Diakonie: "Familienbonus erreicht die ärmsten Kinder nicht"

02. Aug. 2022 · Lesedauer 2 min

Die "Sonder-Familienbeihilfe" sei sicher sinnvoll, die Erhöhung des Familienbonus aber nicht treffsicher, meint der stellvertretende Direktor der Diakonie, Martin Schenk, im Gespräch mit PULS 24. Gerade die, die es am nötigsten brauchen, würden davon nicht profitieren.

Besonders "vier Gruppen" seien derzeit von der hohen Inflation "stark gefährdet": Alleinerzieher:innen, Familien mit chronisch Kranken, Familien mit Problemen bei den Wohnkosten und Familien mit Arbeitslosigkeit, meint der stellvertretende Direktor der Diakonie, Martin Schenk.

Hier seien die 180 Euro pro Kind im Rahmen der "Sonder-Familienbeihilfe" "sicher richtig", auch in Hinblick auf den Schulstart, der Eltern ungefähr "100 bis 300 Euro" koste. Auch den Kindermehrbetrag hält Schenk für sinnvoll – das helfe Familien, die in prekären Bereichen erwerbstätig sind.

"Familienbonus erreicht die ärmsten Kinder nicht"

"Nicht so g'scheit" findet Schenk die Erhöhung des Familienbonus. Denn die Unterstützung fließe ganz stark "in die obere Mitte", während "die ärmsten 100.000 Kinder" nicht erreicht würden. Hier gebe es noch Nachbesserungsbedarf, so der Experte. Der Familienbonus wurde für das Jahr 2022 auf 2.000 Euro erhöht.

Der Familienbonus müsse deshalb "negativsteuerfähig" gemacht werden. Das käme dann jenen Familien zugute, die zwar arbeiten aber keine Steuern zahlen. Außerdem brauche es eine Reform des Unterhaltsrechts, diese stehe bereits im Regierungsprogramm, sei aber noch nicht umgesetzt. So bekomme derzeit ein Drittel der Kinder keinen Unterhalt. Auch eine Kindergrundsicherung müsse man andenken, meint Schenk.

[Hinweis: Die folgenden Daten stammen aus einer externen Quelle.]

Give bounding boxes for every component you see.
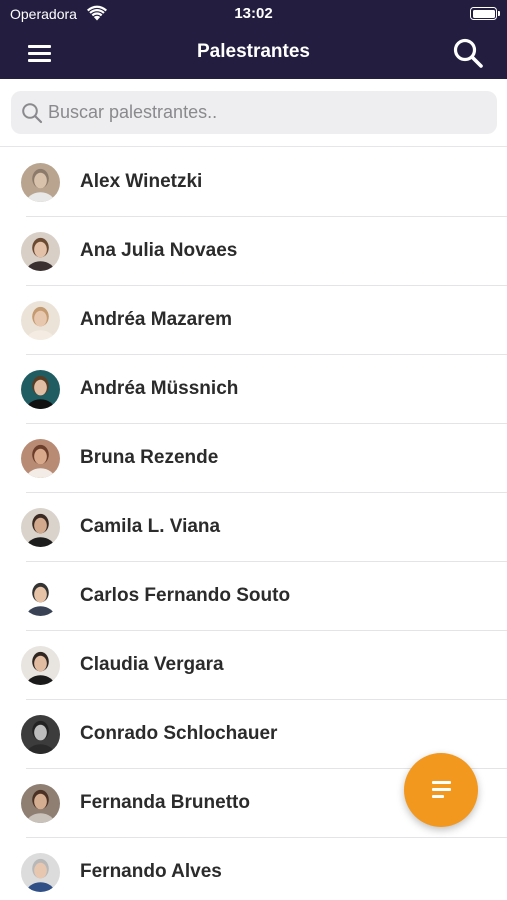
battery-icon (470, 7, 497, 20)
speaker-avatar (21, 232, 60, 271)
speaker-name: Andréa Mazarem (80, 309, 233, 330)
filter-line-3 (432, 795, 444, 798)
speaker-row[interactable]: Andréa Müssnich (0, 355, 507, 424)
speaker-avatar (21, 301, 60, 340)
search-icon[interactable] (451, 36, 485, 70)
search-bar-container (0, 79, 507, 147)
speaker-row[interactable]: Camila L. Viana (0, 493, 507, 562)
battery-tip (498, 11, 500, 16)
speaker-name: Fernando Alves (80, 861, 222, 882)
speaker-name: Bruna Rezende (80, 447, 219, 468)
speaker-row[interactable]: Claudia Vergara (0, 631, 507, 700)
speaker-name: Alex Winetzki (80, 171, 203, 192)
speaker-row[interactable]: Fernando Alves (0, 838, 507, 900)
speaker-avatar (21, 439, 60, 478)
speaker-row[interactable]: Carlos Fernando Souto (0, 562, 507, 631)
top-bar: Operadora 13:02 Palestrantes (0, 0, 507, 79)
speaker-name: Carlos Fernando Souto (80, 585, 291, 606)
speaker-avatar (21, 163, 60, 202)
speaker-row[interactable]: Bruna Rezende (0, 424, 507, 493)
speaker-avatar (21, 577, 60, 616)
speaker-name: Andréa Müssnich (80, 378, 239, 399)
filter-line-1 (432, 781, 451, 784)
speaker-avatar (21, 715, 60, 754)
app-screen: Operadora 13:02 Palestrantes Buscar pale… (0, 0, 507, 900)
speaker-avatar (21, 853, 60, 892)
speaker-avatar (21, 784, 60, 823)
search-field-icon (22, 103, 43, 124)
navigation-bar: Palestrantes (0, 28, 507, 79)
search-bar[interactable] (11, 91, 497, 134)
filter-line-2 (432, 788, 451, 791)
speaker-name: Fernanda Brunetto (80, 792, 250, 813)
speaker-row[interactable]: Andréa Mazarem (0, 286, 507, 355)
speaker-row[interactable]: Alex Winetzki (0, 148, 507, 217)
speaker-name: Camila L. Viana (80, 516, 221, 537)
status-time: 13:02 (234, 5, 273, 22)
speaker-name: Ana Julia Novaes (80, 240, 238, 261)
speaker-name: Claudia Vergara (80, 654, 224, 675)
speaker-avatar (21, 370, 60, 409)
speaker-row[interactable]: Ana Julia Novaes (0, 217, 507, 286)
status-bar: Operadora 13:02 (0, 0, 507, 28)
speaker-name: Conrado Schlochauer (80, 723, 278, 744)
speaker-avatar (21, 508, 60, 547)
search-input[interactable] (48, 91, 478, 134)
filter-fab-button[interactable] (404, 753, 478, 827)
speaker-avatar (21, 646, 60, 685)
page-title: Palestrantes (196, 41, 310, 62)
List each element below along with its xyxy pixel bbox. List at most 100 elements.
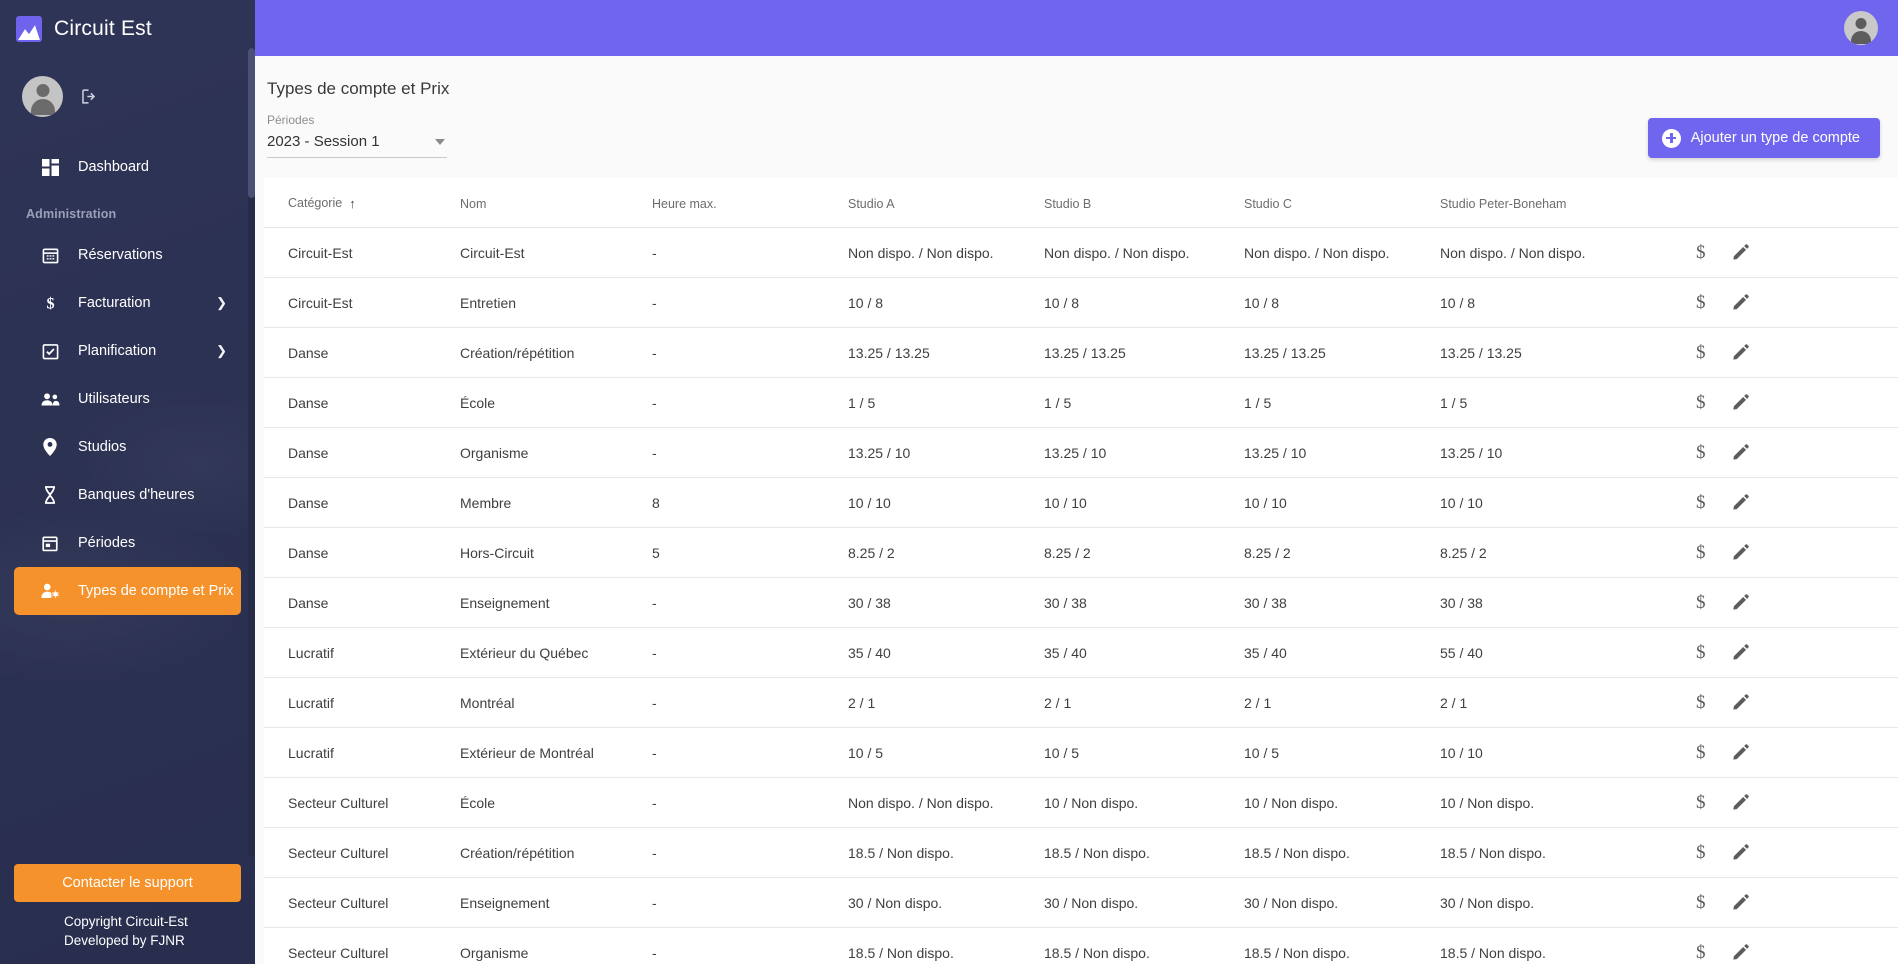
sidebar-item-studios[interactable]: Studios bbox=[14, 423, 241, 471]
edit-button[interactable] bbox=[1732, 544, 1749, 561]
cell-studio-pb: 18.5 / Non dispo. bbox=[1440, 827, 1696, 878]
edit-button[interactable] bbox=[1732, 944, 1749, 961]
edit-button[interactable] bbox=[1732, 394, 1749, 411]
table-row[interactable]: Danse Création/répétition -13.25 / 13.25 13… bbox=[264, 327, 1898, 378]
cell-nom: Enseignement bbox=[460, 877, 652, 928]
edit-button[interactable] bbox=[1732, 294, 1749, 311]
cell-studio-pb: 8.25 / 2 bbox=[1440, 527, 1696, 578]
cell-nom: Extérieur du Québec bbox=[460, 627, 652, 678]
table-row[interactable]: Lucratif Montréal -2 / 12 / 12 / 12 / 1 $ bbox=[264, 677, 1898, 728]
cell-studio-a: Non dispo. / Non dispo. bbox=[848, 227, 1044, 278]
column-header-nom[interactable]: Nom bbox=[460, 178, 652, 228]
table-row[interactable]: Secteur Culturel Création/répétition -18.5… bbox=[264, 827, 1898, 878]
column-header-studio-a[interactable]: Studio A bbox=[848, 178, 1044, 228]
date-range-icon bbox=[40, 535, 60, 552]
column-header-label: Catégorie bbox=[288, 196, 343, 210]
cell-studio-pb: 30 / 38 bbox=[1440, 577, 1696, 628]
sidebar-item-banques-dheures[interactable]: Banques d'heures bbox=[14, 471, 241, 519]
cell-heure-max: - bbox=[652, 277, 848, 328]
cell-studio-a: 10 / 10 bbox=[848, 477, 1044, 528]
table-row[interactable]: Lucratif Extérieur de Montréal -10 / 5 10 /… bbox=[264, 727, 1898, 778]
contact-support-button[interactable]: Contacter le support bbox=[14, 864, 241, 902]
table-row[interactable]: Circuit-Est Entretien -10 / 8 10 / 8 10 / 81… bbox=[264, 277, 1898, 328]
table-row[interactable]: Secteur Culturel Enseignement -30 / Non di… bbox=[264, 877, 1898, 928]
edit-button[interactable] bbox=[1732, 844, 1749, 861]
table-row[interactable]: Circuit-Est Circuit-Est - Non dispo. / Non … bbox=[264, 227, 1898, 278]
cell-studio-c: 35 / 40 bbox=[1244, 627, 1440, 678]
period-select[interactable]: Périodes 2023 - Session 1 bbox=[267, 113, 447, 158]
cell-categorie: Secteur Culturel bbox=[264, 927, 460, 964]
table-row[interactable]: Danse Organisme -13.25 / 10 13.25 / 10 13.25… bbox=[264, 427, 1898, 478]
column-header-heure-max[interactable]: Heure max. bbox=[652, 178, 848, 228]
edit-button[interactable] bbox=[1732, 744, 1749, 761]
hourglass-icon bbox=[40, 486, 60, 504]
table-row[interactable]: Secteur Culturel Organisme - 18.5 / Non dis… bbox=[264, 927, 1898, 964]
cell-categorie: Lucratif bbox=[264, 677, 460, 728]
edit-button[interactable] bbox=[1732, 894, 1749, 911]
cell-studio-pb: 30 / Non dispo. bbox=[1440, 877, 1696, 928]
pencil-icon bbox=[1732, 744, 1749, 761]
sidebar-item-utilisateurs[interactable]: Utilisateurs bbox=[14, 375, 241, 423]
chevron-down-icon bbox=[435, 138, 445, 145]
row-actions: $ bbox=[1696, 793, 1898, 812]
cell-studio-b: 18.5 / Non dispo. bbox=[1044, 827, 1244, 878]
cell-studio-pb: Non dispo. / Non dispo. bbox=[1440, 227, 1696, 278]
topbar bbox=[255, 0, 1898, 56]
pencil-icon bbox=[1732, 344, 1749, 361]
table-row[interactable]: Danse Membre 8 10 / 10 10 / 10 10 / 10 10 / 10… bbox=[264, 477, 1898, 528]
column-header-studio-c[interactable]: Studio C bbox=[1244, 178, 1440, 228]
table-row[interactable]: Danse Hors-Circuit 5 8.25 / 2 8.25 / 2 8.25 /… bbox=[264, 527, 1898, 578]
cell-studio-c: 18.5 / Non dispo. bbox=[1244, 827, 1440, 878]
period-select-control[interactable]: 2023 - Session 1 bbox=[267, 133, 447, 158]
edit-button[interactable] bbox=[1732, 244, 1749, 261]
edit-button[interactable] bbox=[1732, 344, 1749, 361]
sidebar-item-planification[interactable]: Planification ❯ bbox=[14, 327, 241, 375]
cell-studio-c: Non dispo. / Non dispo. bbox=[1244, 227, 1440, 278]
user-avatar-icon[interactable] bbox=[22, 76, 63, 117]
cell-categorie: Lucratif bbox=[264, 627, 460, 678]
sidebar-item-reservations[interactable]: Réservations bbox=[14, 231, 241, 279]
edit-button[interactable] bbox=[1732, 794, 1749, 811]
plus-circle-icon bbox=[1661, 128, 1681, 148]
sidebar-item-label: Périodes bbox=[78, 535, 136, 551]
pencil-icon bbox=[1732, 544, 1749, 561]
sidebar-item-facturation[interactable]: $ Facturation ❯ bbox=[14, 279, 241, 327]
cell-studio-b: 35 / 40 bbox=[1044, 627, 1244, 678]
brand[interactable]: Circuit Est bbox=[0, 0, 255, 58]
column-header-studio-b[interactable]: Studio B bbox=[1044, 178, 1244, 228]
period-select-label: Périodes bbox=[267, 113, 315, 127]
cell-heure-max: - bbox=[652, 377, 848, 428]
cell-actions: $ bbox=[1696, 827, 1898, 878]
cell-heure-max: - bbox=[652, 927, 848, 964]
sidebar-item-types-de-compte-et-prix[interactable]: Types de compte et Prix bbox=[14, 567, 241, 615]
table-row[interactable]: Danse École -1 / 51 / 51 / 51 / 5 $ bbox=[264, 377, 1898, 428]
pencil-icon bbox=[1732, 494, 1749, 511]
sidebar-item-dashboard[interactable]: Dashboard bbox=[14, 143, 241, 191]
user-avatar-icon[interactable] bbox=[1844, 11, 1878, 45]
logout-icon[interactable] bbox=[79, 87, 98, 106]
edit-button[interactable] bbox=[1732, 444, 1749, 461]
cell-actions: $ bbox=[1696, 527, 1898, 578]
cell-studio-pb: 18.5 / Non dispo. bbox=[1440, 927, 1696, 964]
cell-studio-b: 13.25 / 10 bbox=[1044, 427, 1244, 478]
pencil-icon bbox=[1732, 794, 1749, 811]
row-actions: $ bbox=[1696, 843, 1898, 862]
cell-nom: Entretien bbox=[460, 277, 652, 328]
column-header-categorie[interactable]: Catégorie ↑ bbox=[264, 178, 460, 228]
edit-button[interactable] bbox=[1732, 494, 1749, 511]
edit-button[interactable] bbox=[1732, 594, 1749, 611]
table-row[interactable]: Danse Enseignement -30 / 38 30 / 38 30 / 38 3… bbox=[264, 577, 1898, 628]
table-row[interactable]: Lucratif Extérieur du Québec -35 / 40 35 / … bbox=[264, 627, 1898, 678]
edit-button[interactable] bbox=[1732, 694, 1749, 711]
table-row[interactable]: Secteur Culturel École - Non dispo. / Non d… bbox=[264, 777, 1898, 828]
cell-nom: Organisme bbox=[460, 927, 652, 964]
cell-nom: Organisme bbox=[460, 427, 652, 478]
sidebar-item-label: Facturation bbox=[78, 295, 151, 311]
cell-studio-pb: 10 / 10 bbox=[1440, 727, 1696, 778]
edit-button[interactable] bbox=[1732, 644, 1749, 661]
column-header-studio-peter-boneham[interactable]: Studio Peter-Boneham bbox=[1440, 178, 1696, 228]
add-account-type-button[interactable]: Ajouter un type de compte bbox=[1647, 118, 1880, 158]
cell-studio-b: 10 / 8 bbox=[1044, 277, 1244, 328]
sidebar-item-periodes[interactable]: Périodes bbox=[14, 519, 241, 567]
cell-studio-pb: 10 / Non dispo. bbox=[1440, 777, 1696, 828]
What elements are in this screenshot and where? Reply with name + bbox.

Arme Kinder haben kaum Chancen auf höhere Bildung

Zwar gebe es in Österreich eine geringe Kinderarmut aufgrund des Soziallsystems. "Aber wir schaffen es nicht, (...) Kinder aus Haushalten, wo die Eltern weniger Geld haben, zu höheren Bildungsabschlüssen zu bringen" – "es soll jeder dort bleiben, wo er ist", laute das Credo. Um das zu ändern, brauche es laut Schenk Reformen im Bildungsbereich, unter anderem den Ausbau von Ganztagsschulen.

Armutsgefährdete Familien können sich laut Schenk an diverse Einrichtungen richten: Der "Wohnschirm" habe Anlaufstellen in allen Bundesländern und helfe beim Ausgleichen von Mietrückständen. Einige Bundesländer würden auch mobiles Familiencoaching anbieten. Ansonsten rät der Experte, zum Telefon zu greifen und "Rat auf Draht" zu rufen bzw. sich an die Caritas, Diakonie, Volkshilfe oder das Hilfswerk zu wenden.